I don't have a background in stochastic processes, so I am not completely sure if time varying noise covariances could maybe pose some nuances in the optimal estimation result. However, in Kumar, P. R., and Pravin Varaiya. "Stochastic systems: estimation, identification and adaptive control." (1986), page 93 defined the general state space model considered by a Kalman filter as

\begin{align} x_{k+1} &= A_k x_k + B_k u_k + G_k w_k, \\ y_k &= C_k x_k + H_k v_k, \end{align}

with $A_k$, $B_k$, $G_k$, $C_k$ and $H_k$ possibly time-varying, known matrices of appropriate dimensions. The variables $w_k$ and $v_k$ are zero mean possibly multivariate normally distributed with covariances $Q$ and $R$ respectively. These covariances are not time-varying. This is equivalent to using $w_k'$ and $v_k'$ instead of $G_k w_k$ and $H_k v_k$ respectively, where $w_k'$ and $v_k'$ have time-varying covariances $G_k Q\,G_k^\top$ and $H_k R\,H_k^\top$ respectively.

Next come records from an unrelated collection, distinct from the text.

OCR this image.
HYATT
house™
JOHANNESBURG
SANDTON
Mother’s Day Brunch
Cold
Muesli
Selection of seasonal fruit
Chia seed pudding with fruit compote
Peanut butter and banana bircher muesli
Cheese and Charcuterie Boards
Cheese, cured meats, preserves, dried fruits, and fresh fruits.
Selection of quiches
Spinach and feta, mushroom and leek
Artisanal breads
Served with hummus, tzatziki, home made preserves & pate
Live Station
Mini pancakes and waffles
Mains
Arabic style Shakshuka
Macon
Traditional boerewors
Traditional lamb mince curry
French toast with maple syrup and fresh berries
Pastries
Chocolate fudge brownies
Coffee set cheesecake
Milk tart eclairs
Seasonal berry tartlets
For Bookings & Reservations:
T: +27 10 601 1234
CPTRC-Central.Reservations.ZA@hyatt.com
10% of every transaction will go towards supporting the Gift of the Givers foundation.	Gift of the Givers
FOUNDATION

For the normal Kalman filter result it is required that the model is linear. So terms containing $x_k\,w_k$ would not be allowed. However, $G_k u_k v_k$ could also be interpreted as using $G_k'=G_k u_k$ as the time-varying matrix multiplied by $v_k$, since $u_k$ is known.

For the extended Kalman filter the matrices $A_k$, $B_k$, $G_k$, $C_k$ and $H_k$ can be estimated from the dynamics

\begin{align} x_{k+1} &= f(k,x_k,u_k,w_k), \\ y_k &= h(k,x_k,v_k), \end{align}

by taking the appropriate partial derivatives and substituting in the current (estimated) values (for the stochastic variables $w_k$ and $v_k$ I think one should use their expected value, so zero, when evaluating these matrices).